Watson was born in Edinburgh on 12 November 1654, the eldest son of Marion Ewing (d.1697) and John Watson, a merchant. After the death of his father and the remarriage of his mother, Watson and his brother James were brought up by their aunt Elizabeth Davidson. In 1672, he went to Rotterdam to be educated in book-keeping. He returned to Edinburgh to become, in 1676, the private secretary to Sir James Dick. Based partly on this experience he became one of Scotland's most famed accountants of his time, and was appointed chief accountant to the Bank of Scotland when it was founded in 1695.

George Watson was buried in Edinburgh's Greyfriars Kirkyard, and although the precise location of his remains is unknown, there is a memorial plaque in a wall in the north-west of the graveyard.

==Investment in the Transatlantic Slave Trade==
Letters held by the Edinburgh City Archives written in 1695-6 between George Watson and two Scottish merchants residing in London, James Pitcairn and Michael Kincaid, show an intent for a mercantile venture to procure a ship and transport slaves from West Africa to Barbados and return to the British Isles carrying sugar. George Watson invested in this ship, named the Amity and captained by John Duncan. This venture was to be undertaken in conditions of secrecy as Scots were not allowed to trade with English colonies before the Act of Union in 1707.

Colonial Office records held by the National Archives in Kew show that between 1698 and 1700, Duncan’s Amity sailed between Plymouth, Maio (Cape Verde), Barbados and Maryland three times. While the imports sections for the Amity within these records are either blank, damaged or illegible, it can be reasonably inferred that, given the conditions of secrecy and the sailing of the Middle Passage by the ship, this venture carried out the plan set out in the initial letters between Watson, Pitcairn, and Kincaid.

Arms of George Watson

== Educational benefactions ==
Having been an early benefactor of Edinburgh's Merchant Maiden Hospital, Watson subsequently bequeathed in his will a generous sum for the Merchant Company of Edinburgh, with specific sums being set aside for educating pupils at the Merchant Maiden Hospital, the Trades Maiden Hospital and Heriot's Hospital, now George Heriot's School.

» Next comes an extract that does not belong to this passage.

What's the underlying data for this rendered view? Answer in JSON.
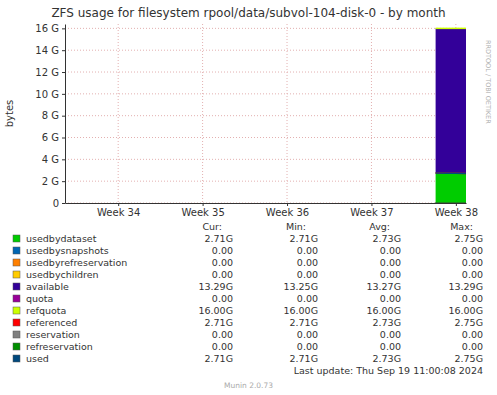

He stipulated that all his beneficiaries were to bear the name Watson or Davidson - this was not an unusual style of stipulation at the time; another example being Edinburgh's Donaldson's Hospital where bursaries were made available to children bearing the name of Donaldson.

A further £144,000 Pound Scots was left for the foundation of a new charitable school, or "hospital" as they were then known, for "entertaining and educating the male children and grandchildren of decayed merchants in Edinburgh". This was to become George Watson's College. George Watson's College continues to be a successful Edinburgh school and has undertaken a programme of research and reflection about how it should acknowledge the involvement of its original benefactor in the slave trade. One change was the traditional annual "Founder’s Day" being renamed to "Foundation Day" in 2023 with a focus on the positive inclusive values of the school today.

==In Literature==
George Watson features as one of the two ghosts in Robert Fergusson's poem The Ghaists: A Kirk-Yard Eclogue (1773).